The FCA understand, subject to confirmation from Treasury, that the publication of open-source software is unlikely to feature in the Government’s envisaged approach, recognising that AML/CTF regulation should be carried out on an activities-basis only.
Step 1: 10 January 2020
FCA Gateway opens for businesses to submit applications for entry to the register. A business must comply with the MLRs in relation to cryptoasset activities. FCA have powers to supervise and enforce under the MLRs.
Step 2: 30 June 2020
Latest date for applications to be received for priority review to check that they are complete and ready to be determined.
Step 3: 10 October 2020
Latest date for complete applications ready to be determined by 10 January 2021.
Step 4: 10 January 2021
Any firm not registered must cease trading.
- Supervision approach
All businesses will need to comply with the MLRs from 10 January 2020. The FCA will start supervising businesses from 10 January 2020, irrespective of whether they have registered or applied to be registered.
The FCA’s supervisory approach to cryptoasset businesses will be in line with our approach to other businesses under the MLRs.
Firms who pose the greatest money laundering and terrorist financing risk will receive an increased level of supervisory focus. If, following supervisory engagement, the FCA have reason to believe serious misconduct has taken place, they may decide to commence an enforcement investigation.

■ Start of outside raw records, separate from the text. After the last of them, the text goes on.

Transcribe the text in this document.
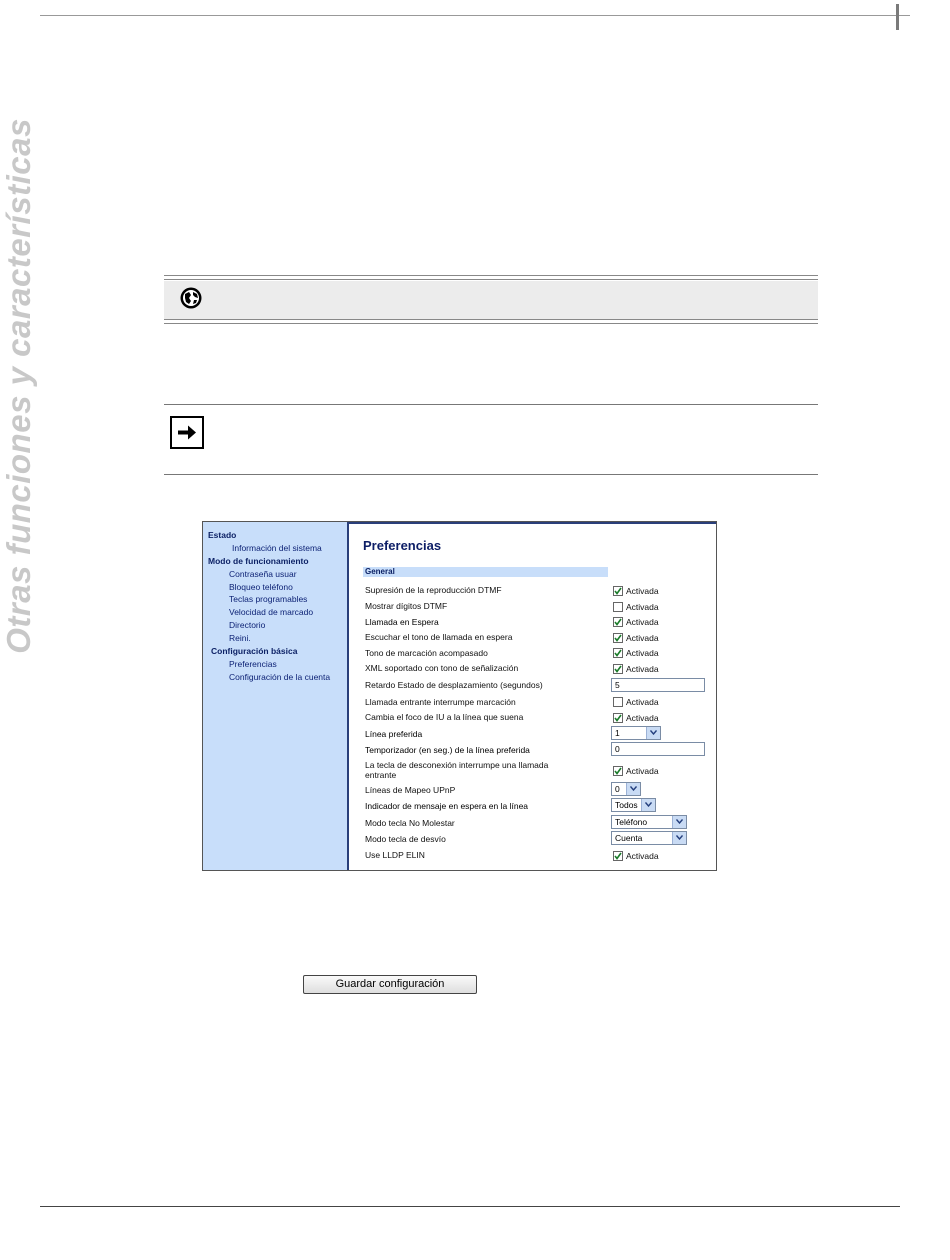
Otras funciones y características	Estado
Información del sistema
Modo de funcionamiento
Contraseña usuar
Bloqueo teléfono
Teclas programables
Velocidad de marcado
Directorio
Reini.
Configuración básica
Preferencias
Configuración de la cuenta
Preferencias
General
Supresión de la reproducción DTMF	Activada
Mostrar dígitos DTMF	Activada
Llamada en Espera	Activada
Escuchar el tono de llamada en espera	Activada
Tono de marcación acompasado	Activada
XML soportado con tono de señalización	Activada
Retardo Estado de desplazamiento (segundos)	5
Llamada entrante interrumpe marcación	Activada
Cambia el foco de IU a la línea que suena	Activada
Línea preferida	1
Temporizador (en seg.) de la línea preferida	0
La tecla de desconexión interrumpe una llamada
entrante	Activada
Líneas de Mapeo UPnP	0
Indicador de mensaje en espera en la línea	Todos
Modo tecla No Molestar	Teléfono
Modo tecla de desvío	Cuenta
Use LLDP ELIN	Activada
Guardar configuración
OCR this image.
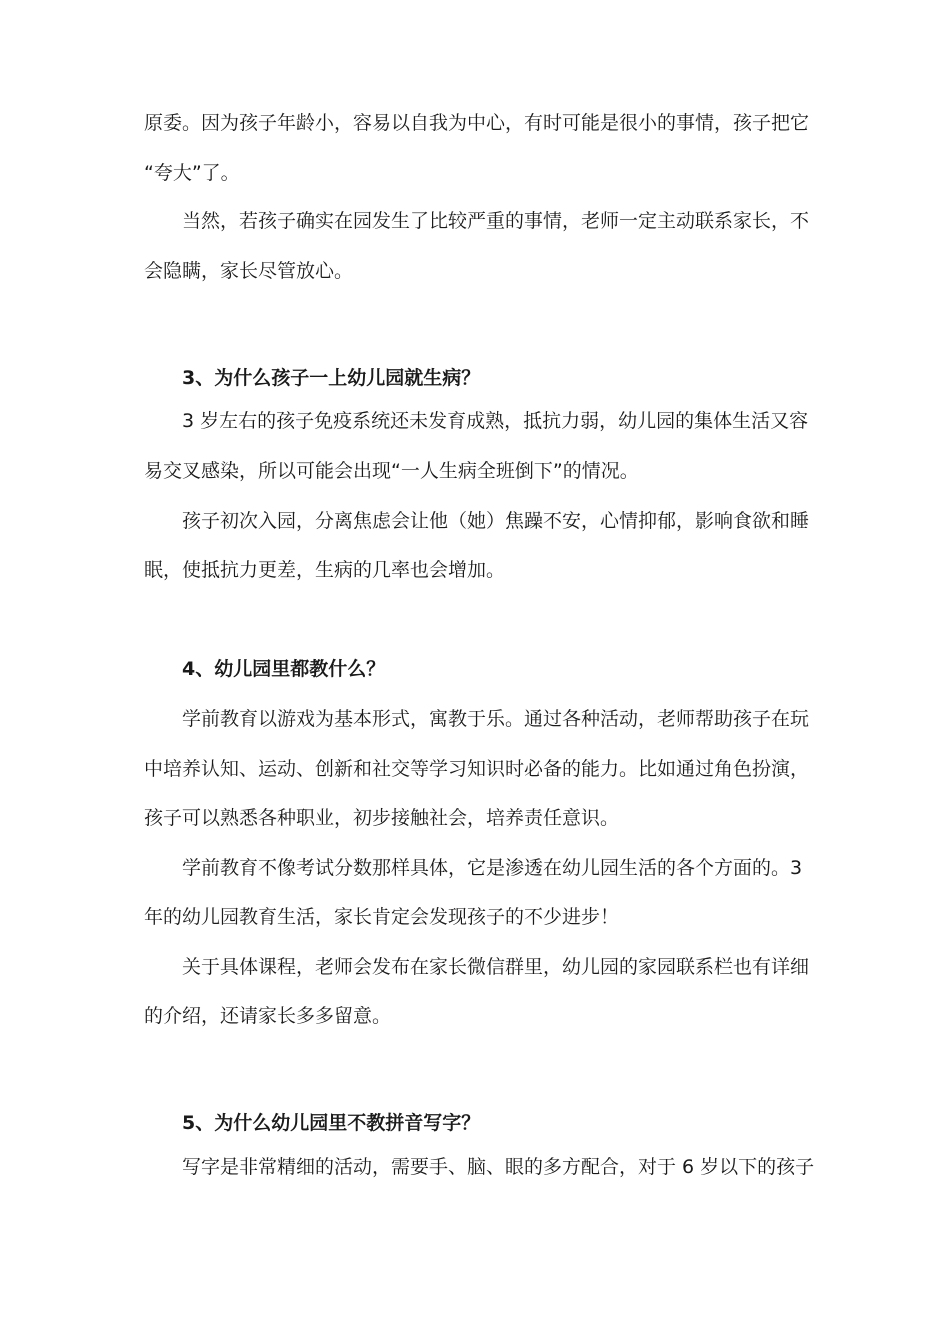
原委。因为孩子年龄小，容易以自我为中心，有时可能是很小的事情，孩子把它
“夸大”了。
当然，若孩子确实在园发生了比较严重的事情，老师一定主动联系家长，不
会隐瞒，家长尽管放心。
3、为什么孩子一上幼儿园就生病？
3 岁左右的孩子免疫系统还未发育成熟，抵抗力弱，幼儿园的集体生活又容
易交叉感染，所以可能会出现“一人生病全班倒下”的情况。
孩子初次入园，分离焦虑会让他（她）焦躁不安，心情抑郁，影响食欲和睡
眠，使抵抗力更差，生病的几率也会增加。
4、幼儿园里都教什么？
学前教育以游戏为基本形式，寓教于乐。通过各种活动，老师帮助孩子在玩
中培养认知、运动、创新和社交等学习知识时必备的能力。比如通过角色扮演，
孩子可以熟悉各种职业，初步接触社会，培养责任意识。
学前教育不像考试分数那样具体，它是渗透在幼儿园生活的各个方面的。3
年的幼儿园教育生活，家长肯定会发现孩子的不少进步！
关于具体课程，老师会发布在家长微信群里，幼儿园的家园联系栏也有详细
的介绍，还请家长多多留意。
5、为什么幼儿园里不教拼音写字？
写字是非常精细的活动，需要手、脑、眼的多方配合，对于 6 岁以下的孩子
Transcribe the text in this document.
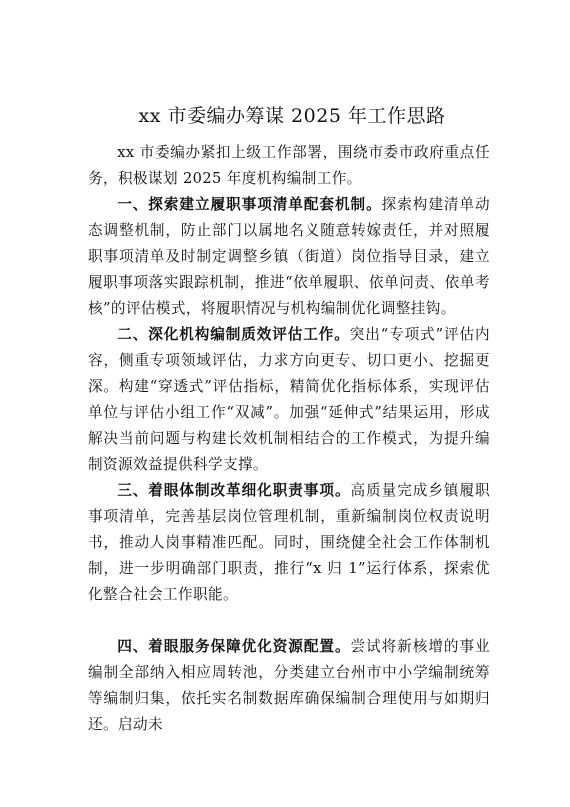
xx 市委编办筹谋 2025 年工作思路

xx 市委编办紧扣上级工作部署，围绕市委市政府重点任务，积极谋划 2025 年度机构编制工作。

一、探索建立履职事项清单配套机制。探索构建清单动态调整机制，防止部门以属地名义随意转嫁责任，并对照履职事项清单及时制定调整乡镇（街道）岗位指导目录，建立履职事项落实跟踪机制，推进“依单履职、依单问责、依单考核”的评估模式，将履职情况与机构编制优化调整挂钩。

二、深化机构编制质效评估工作。突出“专项式”评估内容，侧重专项领域评估，力求方向更专、切口更小、挖掘更深。构建“穿透式”评估指标，精简优化指标体系，实现评估单位与评估小组工作“双减”。加强“延伸式”结果运用，形成解决当前问题与构建长效机制相结合的工作模式，为提升编制资源效益提供科学支撑。

三、着眼体制改革细化职责事项。高质量完成乡镇履职事项清单，完善基层岗位管理机制，重新编制岗位权责说明书，推动人岗事精准匹配。同时，围绕健全社会工作体制机制，进一步明确部门职责，推行“x 归 1”运行体系，探索优化整合社会工作职能。

四、着眼服务保障优化资源配置。尝试将新核增的事业编制全部纳入相应周转池，分类建立台州市中小学编制统筹等编制归集，依托实名制数据库确保编制合理使用与如期归还。启动未
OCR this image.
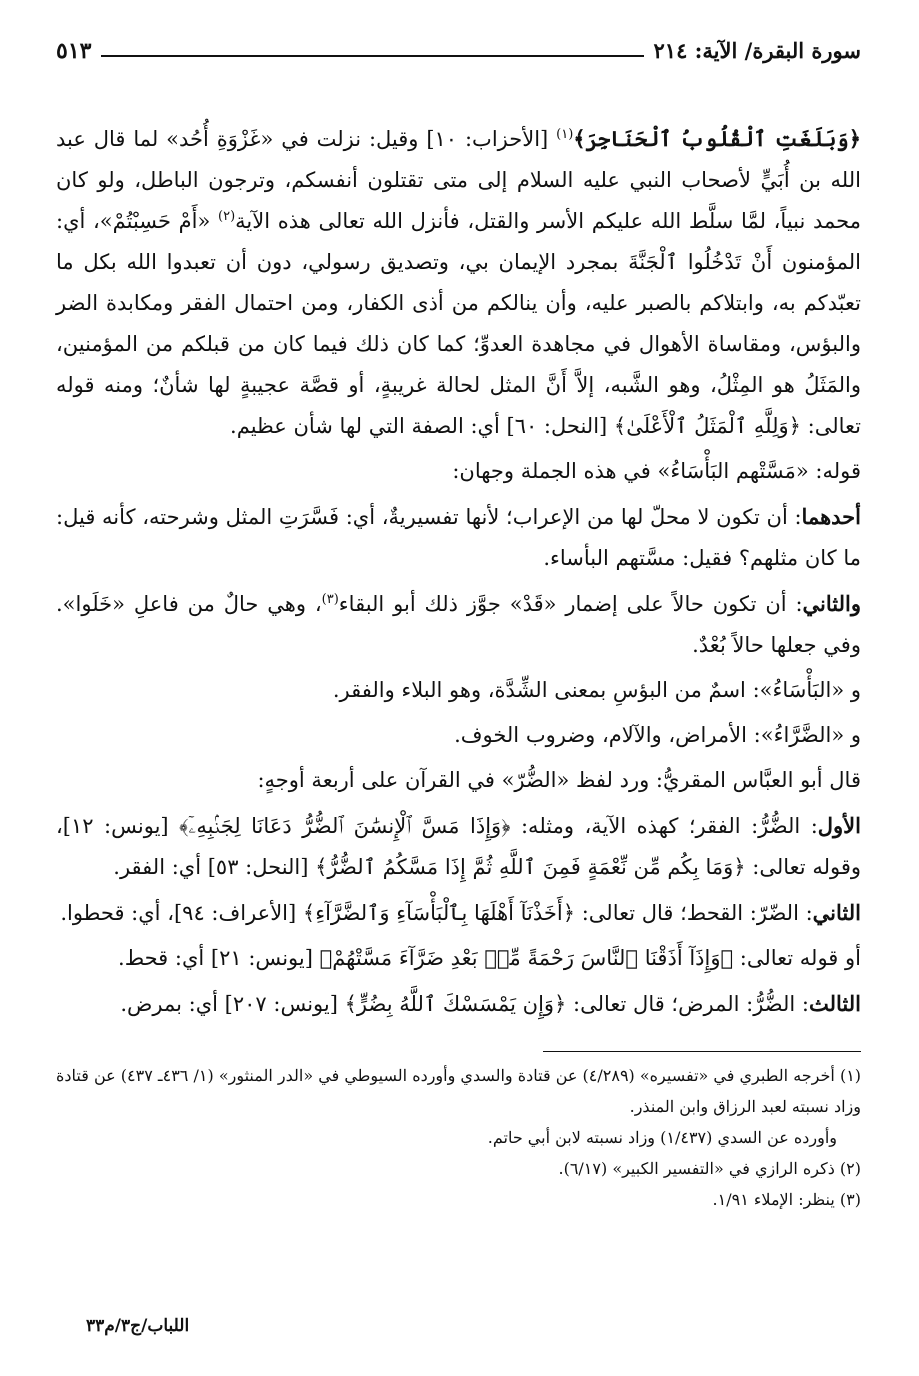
سورة البقرة/ الآية: ٢١٤
٥١٣

﴿وَبَلَغَتِ ٱلْقُلُوبُ ٱلْحَنَاجِرَ﴾$^{(١)}$ [الأحزاب: ١٠] وقيل: نزلت في «غَزْوَةِ أُحُد» لما قال عبد الله بن أُبَيٍّ لأصحاب النبي عليه السلام إلى متى تقتلون أنفسكم، وترجون الباطل، ولو كان محمد نبياً، لمَّا سلَّط الله عليكم الأسر والقتل، فأنزل الله تعالى هذه الآية$^{(٢)}$ «أَمْ حَسِبْتُمْ»، أي: المؤمنون أَنْ تَدْخُلُوا ٱلْجَنَّةَ بمجرد الإيمان بي، وتصديق رسولي، دون أن تعبدوا الله بكل ما تعبّدكم به، وابتلاكم بالصبر عليه، وأن ينالكم من أذى الكفار، ومن احتمال الفقر ومكابدة الضر والبؤس، ومقاساة الأهوال في مجاهدة العدوِّ؛ كما كان ذلك فيما كان من قبلكم من المؤمنين، والمَثَلُ هو المِثْلُ، وهو الشَّبه، إلاَّ أَنَّ المثل لحالة غريبةٍ، أو قصَّة عجيبةٍ لها شأنٌ؛ ومنه قوله تعالى: ﴿وَلِلَّهِ ٱلْمَثَلُ ٱلْأَعْلَىٰ﴾ [النحل: ٦٠] أي: الصفة التي لها شأن عظيم.

قوله: «مَسَّتْهم البَأْسَاءُ» في هذه الجملة وجهان:

أحدهما: أن تكون لا محلّ لها من الإعراب؛ لأنها تفسيريةٌ، أي: فَسَّرَتِ المثل وشرحته، كأنه قيل: ما كان مثلهم؟ فقيل: مسَّتهم البأساء.

والثاني: أن تكون حالاً على إضمار «قَدْ» جوَّز ذلك أبو البقاء$^{(٣)}$، وهي حالٌ من فاعلِ «خَلَوا». وفي جعلها حالاً بُعْدٌ.

و «البَأْسَاءُ»: اسمٌ من البؤسِ بمعنى الشِّدَّة، وهو البلاء والفقر.

و «الضَّرَّاءُ»: الأمراض، والآلام، وضروب الخوف.

قال أبو العبَّاس المقريُّ: ورد لفظ «الضُّرّ» في القرآن على أربعة أوجهٍ:

الأول: الضُّرُّ: الفقر؛ كهذه الآية، ومثله: ﴿وَإِذَا مَسَّ ٱلْإِنسَٰنَ ٱلضُّرُّ دَعَانَا لِجَنۢبِهِۦٓ﴾ [يونس: ١٢]، وقوله تعالى: ﴿وَمَا بِكُم مِّن نِّعْمَةٍ فَمِنَ ٱللَّهِ ثُمَّ إِذَا مَسَّكُمُ ٱلضُّرُّ﴾ [النحل: ٥٣] أي: الفقر.

الثاني: الضّرّ: القحط؛ قال تعالى: ﴿أَخَذْنَآ أَهْلَهَا بِٱلْبَأْسَآءِ وَٱلضَّرَّآءِ﴾ [الأعراف: ٩٤]، أي: قحطوا.

أو قوله تعالى: ﴿وَإِذَآ أَذَقْنَا ٱلنَّاسَ رَحْمَةً مِّنۢ بَعْدِ ضَرَّآءَ مَسَّتْهُمْ﴾ [يونس: ٢١] أي: قحط.

الثالث: الضُّرُّ: المرض؛ قال تعالى: ﴿وَإِن يَمْسَسْكَ ٱللَّهُ بِضُرٍّ﴾ [يونس: ٢٠٧] أي: بمرض.

(١) أخرجه الطبري في «تفسيره» (٤/٢٨٩) عن قتادة والسدي وأورده السيوطي في «الدر المنثور» (١/ ٤٣٦ـ ٤٣٧) عن قتادة وزاد نسبته لعبد الرزاق وابن المنذر.

وأورده عن السدي (١/٤٣٧) وزاد نسبته لابن أبي حاتم.

(٢) ذكره الرازي في «التفسير الكبير» (٦/١٧).

(٣) ينظر: الإملاء ١/٩١.

اللباب/ج٣/م٣٣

- What If You Get It Wrong?
Enforcement is one of several regulatory tools available to the FCA. Their enforcement staff work closely with authorisation and supervision functions, as well as with other regulators and law enforcement agencies to detect misconduct, including money laundering and terrorist financing.
The FCA already have enforcement powers under the existing MLRs and the Enforcement Guide sets out their general approach to using these powers. They expect the amended MLRs will extend our existing powers to cryptoasset firms and that the FCA will apply the same approach to cryptoasset firms under the amended MLRs as they do under the existing MLRs.